I largely agree, but there is one safety issue which immediately comes to mind.....unexpected allergic reactions.
But GMO foods have their advantages, & can reduce dangers associated with non-GMO foods.
On the whole, GMOs look worth it.
 

9-10ths_Penguin

1/10 Subway Stalinist
Premium Member
I largely agree, but there is one safety issue which immediately comes to mind.....unexpected allergic reactions.
Has this been an issue with GMO foods? I haven't heard of people being allergic to a GMO variety of a particular crop but not a non-GMO variety.

Even if it is a legitimate concern, I'd say that allowing food producers to use vague ingredient names like "natural flavour" is higher up the priority list than GMO labelling.
 

Revoltingest

Pragmatic Libertarian
Premium Member
Has this been an issue with GMO foods? I haven't heard of people being allergic to a GMO variety of a particular crop but not a non-GMO variety.

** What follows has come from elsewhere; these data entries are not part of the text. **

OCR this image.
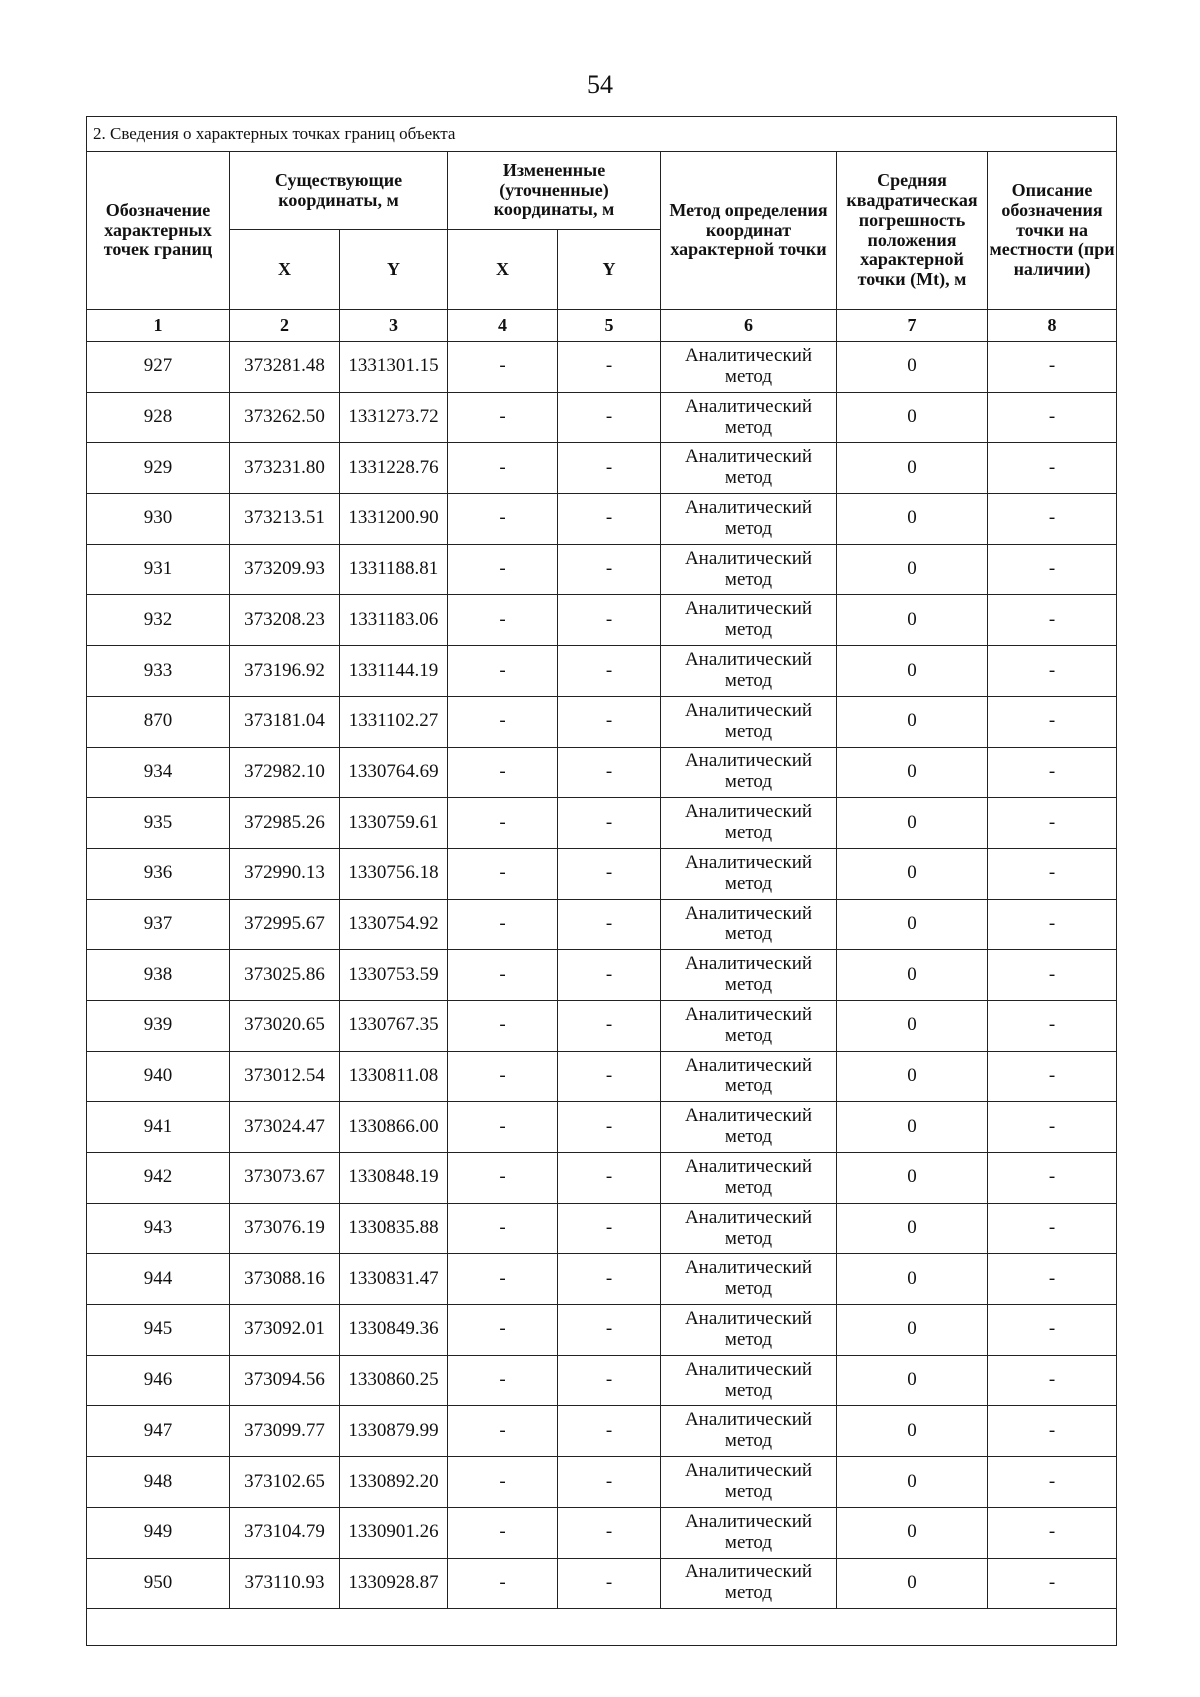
54
2. Сведения о характерных точках границ объекта							
Обозначение характерных точек границ	Существующие координаты, м		Измененные (уточненные) координаты, м		Метод определения координат характерной точки	Средняя квадратическая погрешность положения характерной точки (Mt), м	Описание обозначения точки на местности (при наличии)
	X	Y	X	Y			
1	2	3	4	5	6	7	8
927	373281.48	1331301.15	-	-	Аналитический метод	0	-
928	373262.50	1331273.72	-	-	Аналитический метод	0	-
929	373231.80	1331228.76	-	-	Аналитический метод	0	-
930	373213.51	1331200.90	-	-	Аналитический метод	0	-
931	373209.93	1331188.81	-	-	Аналитический метод	0	-
932	373208.23	1331183.06	-	-	Аналитический метод	0	-
933	373196.92	1331144.19	-	-	Аналитический метод	0	-
870	373181.04	1331102.27	-	-	Аналитический метод	0	-
934	372982.10	1330764.69	-	-	Аналитический метод	0	-
935	372985.26	1330759.61	-	-	Аналитический метод	0	-
936	372990.13	1330756.18	-	-	Аналитический метод	0	-
937	372995.67	1330754.92	-	-	Аналитический метод	0	-
938	373025.86	1330753.59	-	-	Аналитический метод	0	-
939	373020.65	1330767.35	-	-	Аналитический метод	0	-
940	373012.54	1330811.08	-	-	Аналитический метод	0	-
941	373024.47	1330866.00	-	-	Аналитический метод	0	-
942	373073.67	1330848.19	-	-	Аналитический метод	0	-
943	373076.19	1330835.88	-	-	Аналитический метод	0	-
944	373088.16	1330831.47	-	-	Аналитический метод	0	-
945	373092.01	1330849.36	-	-	Аналитический метод	0	-
946	373094.56	1330860.25	-	-	Аналитический метод	0	-
947	373099.77	1330879.99	-	-	Аналитический метод	0	-
948	373102.65	1330892.20	-	-	Аналитический метод	0	-
949	373104.79	1330901.26	-	-	Аналитический метод	0	-
950	373110.93	1330928.87	-	-	Аналитический метод	0	-
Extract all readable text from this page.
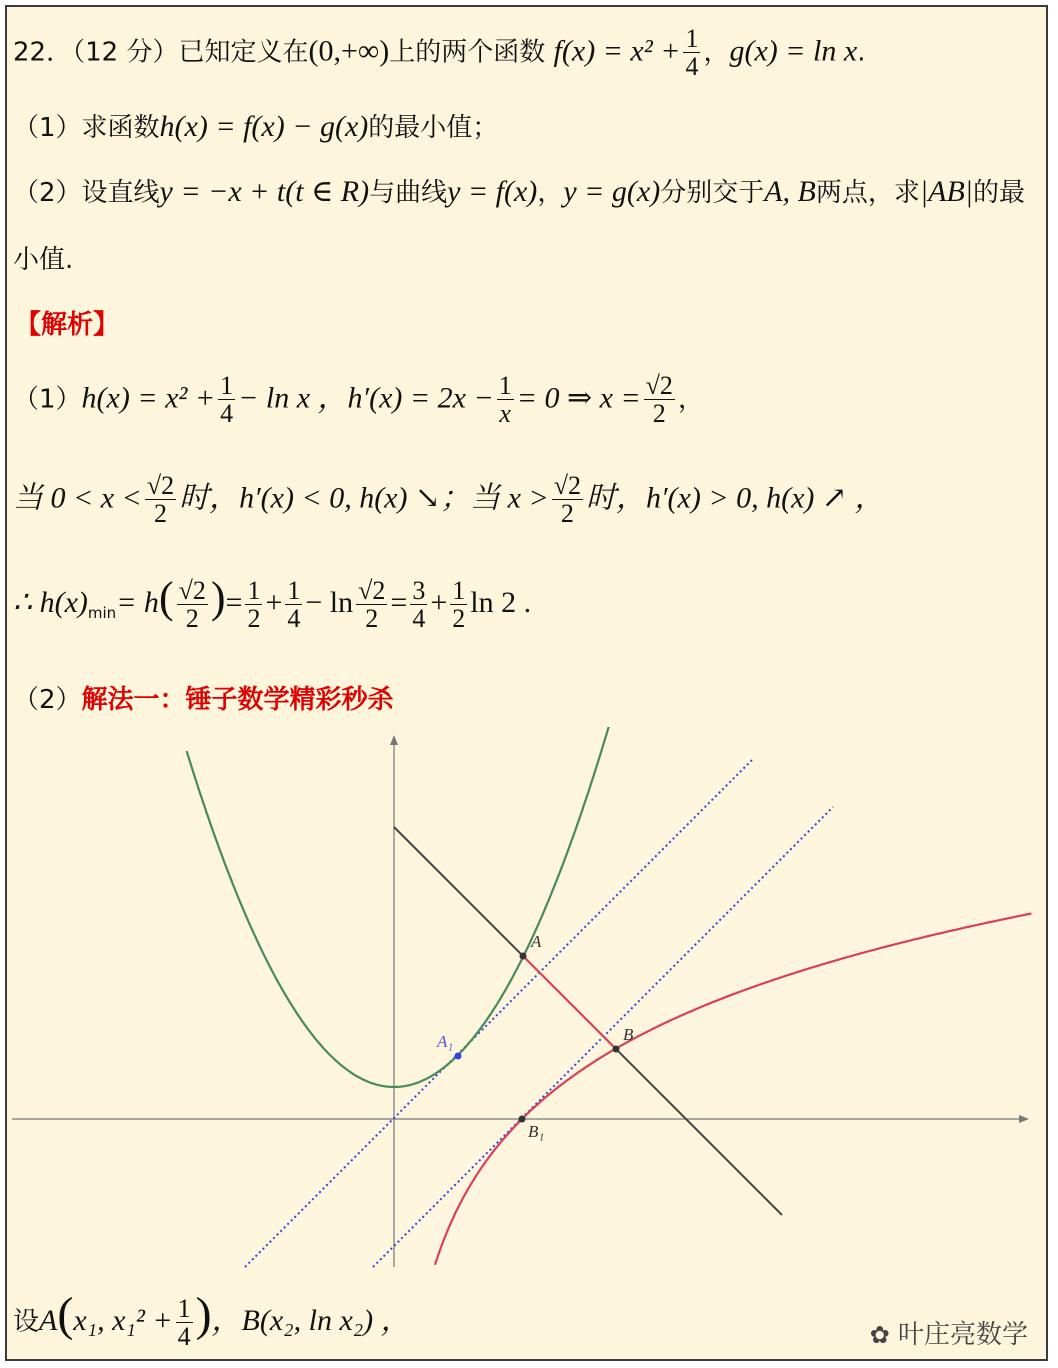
22．（12 分）已知定义在(0,+∞)上的两个函数 $f(x) = x^2 + \frac{1}{4}$ ，g(x) = ln x.
（1）求函数h(x) = f(x) − g(x)的最小值；
（2）设直线y = −x + t(t ∈ R)与曲线y = f(x)，y = g(x)分别交于A, B两点，求|AB|的最
小值.
【解析】
$(1)h(x) = x^2 + \frac{1}{4} - \ln x$ ，$h'(x) = 2x - \frac{1}{x} = 0$ ⇒ $x = \frac{√2}{2}$ ，
当 $0 < x < \frac{√2}{2}$ 时，h′(x) < 0, h(x) ↘；当 $x > \frac{√2}{2}$ 时，h′(x) > 0, h(x) ↗ ，
∴ $h(x)_{min}= h( \frac{√2}{2}$ )= $\frac{1}{2} + \frac{1}{4} - \ln \frac{√2}{2} = \frac{3}{4} + \frac{1}{2}$ ln 2 .
（2）解法一：锤子数学精彩秒杀
A
A₁	B
B₁
设A(x₁, $x_1^2 + \frac{1}{4}$ )，B(x₂, ln x₂) ，	✿ 叶庄亮数学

Even if it is a legitimate concern, I'd say that allowing food producers to use vague ingredient names like "natural flavour" is higher up the priority list than GMO labelling.
I don't recall an incident.
 

Monk Of Reason

༼ つ ◕_◕ ༽つ
I don't recall an incident.
GMO doesn't usually cause allergies unless you were already allergic to the plant. What one should probably be far more concerned about is the pesticides used on the plants rather than what genetic modifications have been made. I think that there is some strange misconception (not you personally but in general) with people that are anti-GMO they think of a picture of people in hazmatt suits spraying chemicals onto the plants as if these chemicals are going to see into their DNA and "gmo them".